Lincoln Savage, the southern Oregon collector, and friend of Sweetser, had found Howell at work in the Kerby area in 1887, making his base in a miner's abandoned cabin, one of many in the vicinity. Howell was the most impecunious of all the Oregon botanists; his food and means of support can only be guessed at; no doubt he tended, in the way of any good botanists, to live "off the country." His chief source of income then, as during all his adult life, was from the sale of speciments [sic] to herbaria and collectors. When his book, volume I (all published) of A Flora of Northwest America it sold for the profitless price of 50 cents.

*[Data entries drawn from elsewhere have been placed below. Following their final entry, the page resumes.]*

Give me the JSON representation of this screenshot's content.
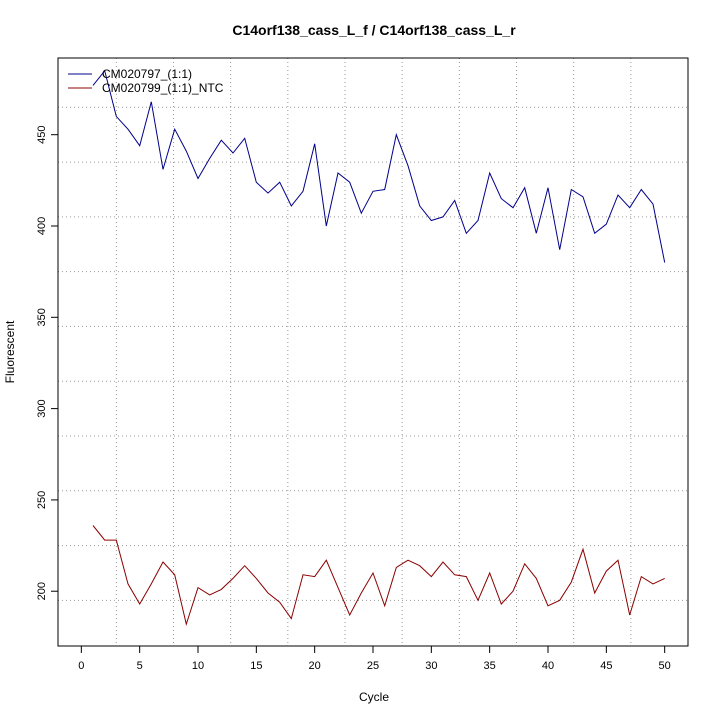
{
  "chart_data": {
    "type": "line",
    "title": "C14orf138_cass_L_f / C14orf138_cass_L_r",
    "xlabel": "Cycle",
    "ylabel": "Fluorescent",
    "xlim": [
      -2,
      52
    ],
    "ylim": [
      170,
      492
    ],
    "x_ticks": [
      0,
      5,
      10,
      15,
      20,
      25,
      30,
      35,
      40,
      45,
      50
    ],
    "y_ticks": [
      200,
      250,
      300,
      350,
      400,
      450
    ],
    "grid_h": [
      195,
      225,
      255,
      285,
      315,
      345,
      375,
      405,
      435,
      465
    ],
    "grid_v": [
      3,
      7.9,
      12.8,
      17.7,
      22.6,
      27.5,
      32.4,
      37.3,
      42.2,
      47.1
    ],
    "legend_position": "top-left",
    "colors": {
      "CM020797_(1:1)": "#00008B",
      "CM020799_(1:1)_NTC": "#8B0000",
      "grid": "#999999"
    },
    "x": [
      1,
      2,
      3,
      4,
      5,
      6,
      7,
      8,
      9,
      10,
      11,
      12,
      13,
      14,
      15,
      16,
      17,
      18,
      19,
      20,
      21,
      22,
      23,
      24,
      25,
      26,
      27,
      28,
      29,
      30,
      31,
      32,
      33,
      34,
      35,
      36,
      37,
      38,
      39,
      40,
      41,
      42,
      43,
      44,
      45,
      46,
      47,
      48,
      49,
      50
    ],
    "series": [
      {
        "name": "CM020797_(1:1)",
        "values": [
          477,
          485,
          460,
          453,
          444,
          468,
          431,
          453,
          441,
          426,
          437,
          447,
          440,
          448,
          424,
          418,
          424,
          411,
          419,
          445,
          400,
          429,
          424,
          407,
          419,
          420,
          450,
          433,
          411,
          403,
          405,
          414,
          396,
          403,
          429,
          415,
          410,
          421,
          396,
          421,
          387,
          420,
          416,
          396,
          401,
          417,
          410,
          420,
          412,
          380
        ]
      },
      {
        "name": "CM020799_(1:1)_NTC",
        "values": [
          236,
          228,
          228,
          204,
          193,
          204,
          216,
          209,
          182,
          202,
          198,
          201,
          207,
          214,
          207,
          199,
          194,
          185,
          209,
          208,
          217,
          202,
          187,
          199,
          210,
          192,
          213,
          217,
          214,
          208,
          216,
          209,
          208,
          195,
          210,
          193,
          200,
          215,
          207,
          192,
          195,
          205,
          223,
          199,
          211,
          217,
          187,
          208,
          204,
          207
        ]
      }
    ]
  }
}
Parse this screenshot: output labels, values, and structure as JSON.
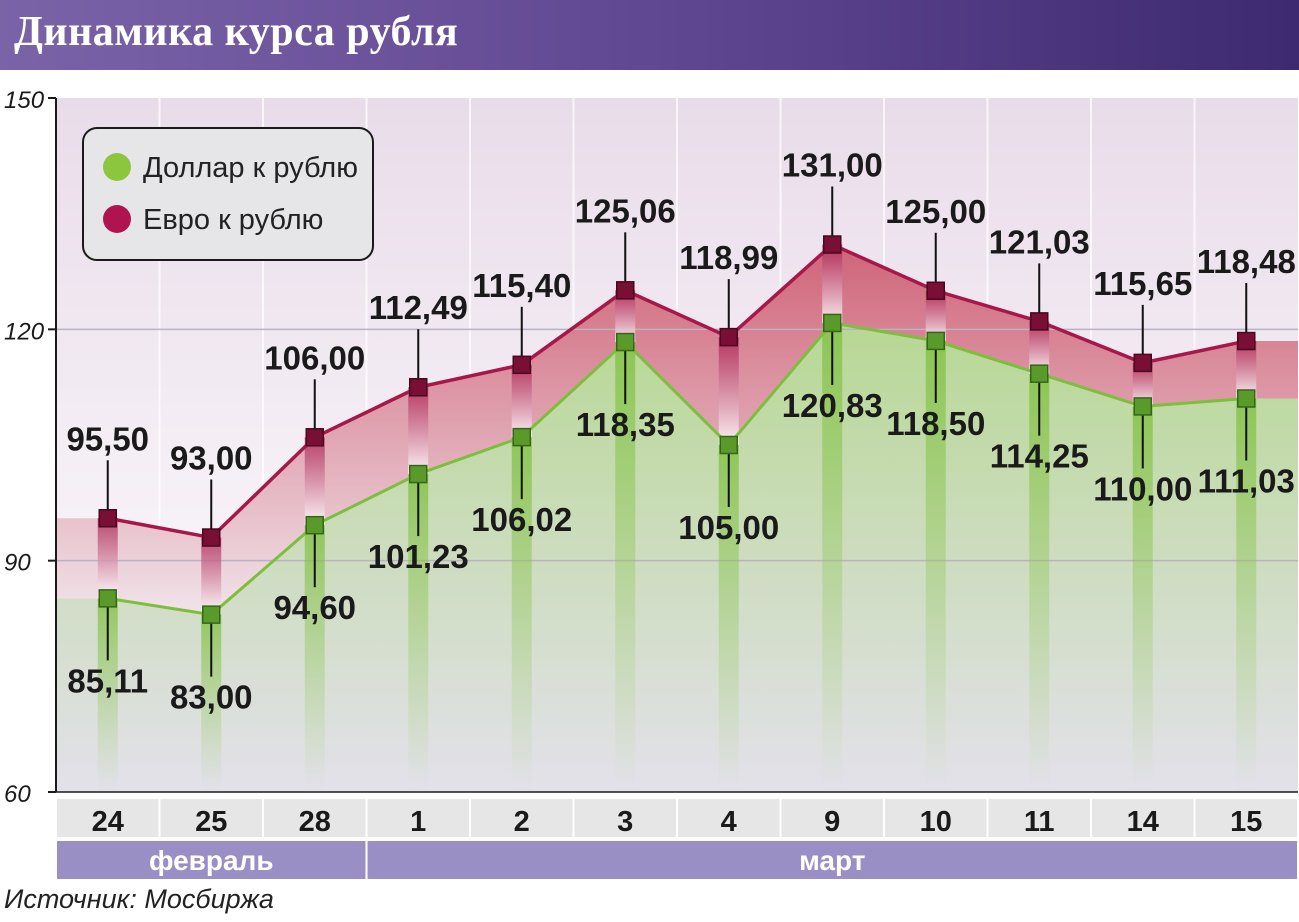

Sweetser and Henderson, unlike Howell, had accurate means of locating points of collection, a topographic map accurate to the square mile. Thomas Howell knew the county boundaries, approximate distances to the nearest town, and had some knowledge of the drainage systems. But his herbarium sheets refer to such generalities as "coast mountains" or "near base of Mt. Hood." Nevertheless, the importance of Howell, the first taxonomist to publish a regional flora in the Northwest, was much appreciated by Sweetser.
Sweetser also collected much material about his friend and companion Louis F. Henderson, especially before that botanist came to Eugene to be the first curator of the university's herbarium. Henderson's own autobiographical accounts describe his early life, and his second major plant collection.
Henderson was on the scene of descriptive science in the Pacific Northwest early enough to be included in the first scientific party to enter the rain forests of the Olympic Peninsula, and to describe some of the last distinct plant species found inn the Oregon country.
The student of the Henderson and Sweetser manuscripts will find, however, that the long-lived Henderson was the fortunate link between the older generation of Howell, Suksdorf, Gorman, Bolander, and the newer generation that began with Sweetser and continued through Roy Andrews, LeRoy Detling, and F.P. Sipe of the more recent group. With Gorman, Henderson was a human classical dictionary and glossary of accepted nomenclature for the unschooled Howell. Because Henderson had taught botany at the University of Idaho, and ranged across the Columbia River plateau his collection documents and interprets the careers of his botanists friends, Piper, Suksdorf, and others of the eastern flora. He is also a link to the present, because we know from the declarations of Roy Andrews, late amateur botanists, and LeRoy Detling, professor of biology at the University of Oregon, that they collaborated with Henderson.
The personal records and recollections of most of the early Oregon botanists are by no means as complete as those left by Henderson. But we have in the manuscripts and correspondence of Albert Sweetser, a group of documents collected over 20 years, information that exposes for us the deep and entwined roots of Northwest botanical history. The natural historians of the future will begin with these roots.